Performers take their shot at a dream

Cirque Dreams auditions local talent for Baltimore show

September 25, 2010|By Larry Carson, The Baltimore Sun

Poi dancers might not be in great demand outside New Zealand, but Adrian Galvin is hoping the skill he has developed in the ancient Maori hand-strengthening routine will land him a walk-on role at the Cirque Dreams show starting next month in Baltimore.

Galvin, a 22-year-old student at the University of Maryland, College Park, said the fuzzy balls at the end of the short ropes he twirled would ordinarily be on fire. But he imagined that a more authentic presentation might note have been appreciated by the management of the Hunt Valley Town Centre shopping center, where he and nine other performers tried out Saturday for a single spot in "Cirque Dreams Illumination," the new show scheduled to open Oct. 5 at the Hippodrome Theatre.

The local hopefuls included 9-year old Austin Brannan of Churchville, Harford County, who sang a crystal-clear version of "Gary, Indiana" from the show "Music Man," and jazz, hip-hop, interpretive and break dancers. A 16-year-old sang an aria without accompaniment; two girls from Bel Air twirled batons.

As Melissa Gallatin, 11, and Sarah Zoll, 10, worked it onstage, Sarah's mother, Christine, a former twirler herself and the girls' coach, silently performed each step mentally (and a few physically) at the back of the small crowd of spectators.

"I'm happy there's not 100 people. The odds are better," Christine Zoll said.

"Cirque Dreams Illumination" casting director Erik Alden described the show as a combination of European-style acrobatics and Broadway musical. The audition contest was a combination talent search and publcity stunt intended to drum up interest and ticket sales. Alden and a few assistants videotaped the performances; he said he'd make a recommendation to director Neil Goldberg on Monday.
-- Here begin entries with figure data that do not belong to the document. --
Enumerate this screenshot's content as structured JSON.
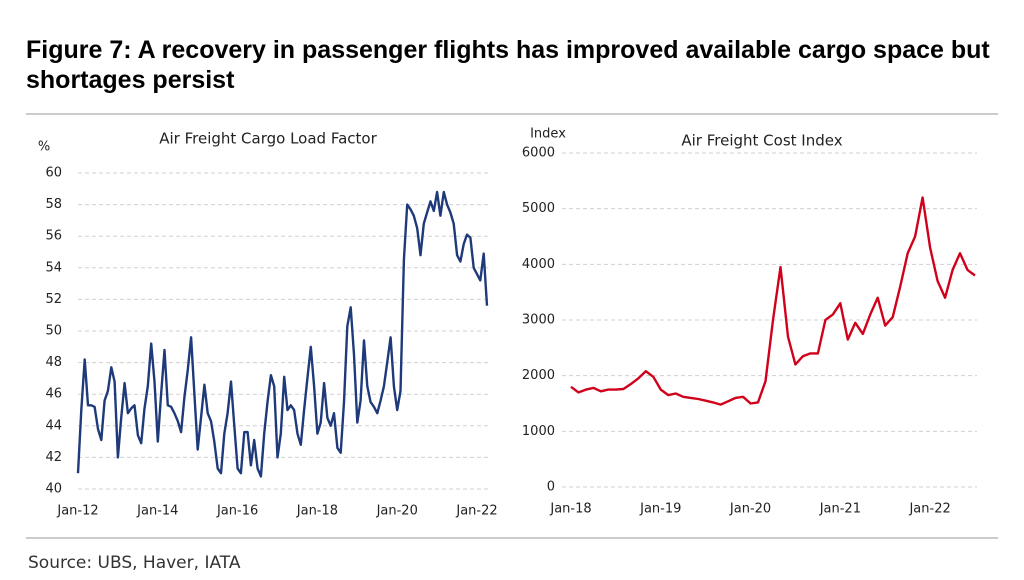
{
  "title": "Figure 7: A recovery in passenger flights has improved available cargo space but shortages persist",
  "source": "Source: UBS, Haver, IATA",
  "chart_data": [
    {
      "type": "line",
      "title": "Air Freight Cargo Load Factor",
      "y_label": "%",
      "color": "#1f3a7a",
      "grid": true,
      "xlim": [
        "2012-01",
        "2022-04"
      ],
      "ylim": [
        40,
        60
      ],
      "yticks": [
        40,
        42,
        44,
        46,
        48,
        50,
        52,
        54,
        56,
        58,
        60
      ],
      "xticks": [
        {
          "value": "2012-01",
          "label": "Jan-12"
        },
        {
          "value": "2014-01",
          "label": "Jan-14"
        },
        {
          "value": "2016-01",
          "label": "Jan-16"
        },
        {
          "value": "2018-01",
          "label": "Jan-18"
        },
        {
          "value": "2020-01",
          "label": "Jan-20"
        },
        {
          "value": "2022-01",
          "label": "Jan-22"
        }
      ],
      "x": [
        "2012-01",
        "2012-02",
        "2012-03",
        "2012-04",
        "2012-05",
        "2012-06",
        "2012-07",
        "2012-08",
        "2012-09",
        "2012-10",
        "2012-11",
        "2012-12",
        "2013-01",
        "2013-02",
        "2013-03",
        "2013-04",
        "2013-05",
        "2013-06",
        "2013-07",
        "2013-08",
        "2013-09",
        "2013-10",
        "2013-11",
        "2013-12",
        "2014-01",
        "2014-02",
        "2014-03",
        "2014-04",
        "2014-05",
        "2014-06",
        "2014-07",
        "2014-08",
        "2014-09",
        "2014-10",
        "2014-11",
        "2014-12",
        "2015-01",
        "2015-02",
        "2015-03",
        "2015-04",
        "2015-05",
        "2015-06",
        "2015-07",
        "2015-08",
        "2015-09",
        "2015-10",
        "2015-11",
        "2015-12",
        "2016-01",
        "2016-02",
        "2016-03",
        "2016-04",
        "2016-05",
        "2016-06",
        "2016-07",
        "2016-08",
        "2016-09",
        "2016-10",
        "2016-11",
        "2016-12",
        "2017-01",
        "2017-02",
        "2017-03",
        "2017-04",
        "2017-05",
        "2017-06",
        "2017-07",
        "2017-08",
        "2017-09",
        "2017-10",
        "2017-11",
        "2017-12",
        "2018-01",
        "2018-02",
        "2018-03",
        "2018-04",
        "2018-05",
        "2018-06",
        "2018-07",
        "2018-08",
        "2018-09",
        "2018-10",
        "2018-11",
        "2018-12",
        "2019-01",
        "2019-02",
        "2019-03",
        "2019-04",
        "2019-05",
        "2019-06",
        "2019-07",
        "2019-08",
        "2019-09",
        "2019-10",
        "2019-11",
        "2019-12",
        "2020-01",
        "2020-02",
        "2020-03",
        "2020-04",
        "2020-05",
        "2020-06",
        "2020-07",
        "2020-08",
        "2020-09",
        "2020-10",
        "2020-11",
        "2020-12",
        "2021-01",
        "2021-02",
        "2021-03",
        "2021-04",
        "2021-05",
        "2021-06",
        "2021-07",
        "2021-08",
        "2021-09",
        "2021-10",
        "2021-11",
        "2021-12",
        "2022-01",
        "2022-02",
        "2022-03",
        "2022-04"
      ],
      "values": [
        41,
        45,
        48.2,
        45.3,
        45.3,
        45.2,
        43.8,
        43.1,
        45.6,
        46.2,
        47.7,
        46.8,
        42.0,
        44.5,
        46.7,
        44.8,
        45.1,
        45.3,
        43.4,
        42.9,
        45.1,
        46.5,
        49.2,
        46.8,
        43.0,
        46.0,
        48.8,
        45.3,
        45.2,
        44.8,
        44.3,
        43.6,
        45.8,
        47.5,
        49.6,
        46.0,
        42.5,
        44.5,
        46.6,
        44.8,
        44.3,
        43.0,
        41.3,
        41.0,
        43.5,
        44.8,
        46.8,
        44.0,
        41.3,
        41.0,
        43.6,
        43.6,
        41.5,
        43.1,
        41.3,
        40.8,
        43.5,
        45.5,
        47.2,
        46.5,
        42.0,
        43.5,
        47.1,
        45.0,
        45.3,
        45.0,
        43.5,
        42.8,
        45.0,
        47.0,
        49.0,
        46.5,
        43.5,
        44.2,
        46.7,
        44.5,
        44.0,
        44.8,
        42.6,
        42.3,
        45.5,
        50.3,
        51.5,
        48.5,
        44.2,
        45.6,
        49.4,
        46.5,
        45.5,
        45.2,
        44.8,
        45.6,
        46.5,
        48.0,
        49.6,
        46.5,
        45.0,
        46.2,
        54.5,
        58.0,
        57.7,
        57.3,
        56.5,
        54.8,
        56.8,
        57.5,
        58.2,
        57.6,
        58.8,
        57.3,
        58.8,
        58.0,
        57.5,
        56.8,
        54.8,
        54.4,
        55.5,
        56.1,
        55.9,
        54.0,
        53.6,
        53.2,
        54.9,
        51.6
      ]
    },
    {
      "type": "line",
      "title": "Air Freight Cost Index",
      "y_label": "Index",
      "color": "#d0021b",
      "grid": true,
      "xlim": [
        "2018-01",
        "2022-07"
      ],
      "ylim": [
        0,
        6000
      ],
      "yticks": [
        0,
        1000,
        2000,
        3000,
        4000,
        5000,
        6000
      ],
      "xticks": [
        {
          "value": "2018-01",
          "label": "Jan-18"
        },
        {
          "value": "2019-01",
          "label": "Jan-19"
        },
        {
          "value": "2020-01",
          "label": "Jan-20"
        },
        {
          "value": "2021-01",
          "label": "Jan-21"
        },
        {
          "value": "2022-01",
          "label": "Jan-22"
        }
      ],
      "x": [
        "2018-01",
        "2018-02",
        "2018-03",
        "2018-04",
        "2018-05",
        "2018-06",
        "2018-07",
        "2018-08",
        "2018-09",
        "2018-10",
        "2018-11",
        "2018-12",
        "2019-01",
        "2019-02",
        "2019-03",
        "2019-04",
        "2019-05",
        "2019-06",
        "2019-07",
        "2019-08",
        "2019-09",
        "2019-10",
        "2019-11",
        "2019-12",
        "2020-01",
        "2020-02",
        "2020-03",
        "2020-04",
        "2020-05",
        "2020-06",
        "2020-07",
        "2020-08",
        "2020-09",
        "2020-10",
        "2020-11",
        "2020-12",
        "2021-01",
        "2021-02",
        "2021-03",
        "2021-04",
        "2021-05",
        "2021-06",
        "2021-07",
        "2021-08",
        "2021-09",
        "2021-10",
        "2021-11",
        "2021-12",
        "2022-01",
        "2022-02",
        "2022-03",
        "2022-04",
        "2022-05",
        "2022-06",
        "2022-07"
      ],
      "values": [
        1800,
        1700,
        1750,
        1780,
        1720,
        1750,
        1750,
        1760,
        1850,
        1950,
        2080,
        1980,
        1750,
        1650,
        1680,
        1620,
        1600,
        1580,
        1550,
        1520,
        1480,
        1540,
        1600,
        1620,
        1500,
        1520,
        1900,
        3000,
        3950,
        2700,
        2200,
        2350,
        2400,
        2400,
        3000,
        3100,
        3300,
        2650,
        2950,
        2750,
        3100,
        3400,
        2900,
        3050,
        3600,
        4200,
        4500,
        5200,
        4300,
        3700,
        3400,
        3900,
        4200,
        3900,
        3800
      ]
    }
  ]
}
"If you don't hear from us Monday, and Tuesday rolls around, go buy a ticket," he advised the hopefuls waiting patiently in Saturday's hot but breezy weather. Even the winner won't get paid, Alden said, except with the chance to perform and win a few free tickets.

Cast members Victor Dodronov and Paul Culbert provided a taste of the show. Dressed as clownish house painters, they used painter's props to do a complicated balancing act.

Although it wasn't clear exactly what kind of skill might win a spot in the show, hopefuls said they were happy for the exposure and the chance to build their experiences.

Towson University acting student Kaitlyn Huffman hopes to perform professionally; she said her contemporary dance/ballet routine was another chance to show her skills.

"Performing is what I'm looking for, not teaching," said Huffman, 21, of Westminster.

Sixteen-year-old Somaya Reda is into jazz dancing.

"I've been dancing since I was 3," the Odenton youth told Alden after her performance in a sparkling aqua-colored outfit.

"I don't know who they're looking for, but I'm hoping for the best," she said.

Confidence is key to these competitive events, several participants said. Trying out is fun, but being picked would be the best.

Sixteen-year-old Alyssa Wenner sang opera but said she also can handle country music tunes.

"I would love to go into country music," said the Ellicott City youth, who has been singing since age 2.

"Everything she's tried out for has been an incredible experience," said her mother, Stacey Kraines.

Isaiah Stokes, 13, did a spectacular break-dancing routine that he works on at the B-Funk dance studio near his Elkridge home.

"I think I have a pretty good chance," said Isaiah, who waited to get his shot before heading off to play football in a Howard County recreation league game.

Galvin said he hopes to become a professional fire dancer for Cirque shows. He taught himself the ancient steps, though he performed them to modern pop music.

"I figured I'd show up and have fun,' he said, even if he couldn't use real flames. "It's a great way to meet other performers."

Beneath calm demeanors, several of the hopefuls described strong desires to get into show business.

"That would be my dream come true," said Amy Wuyscik, 20, another Towson University dancer. "I'm just going to see where it takes me."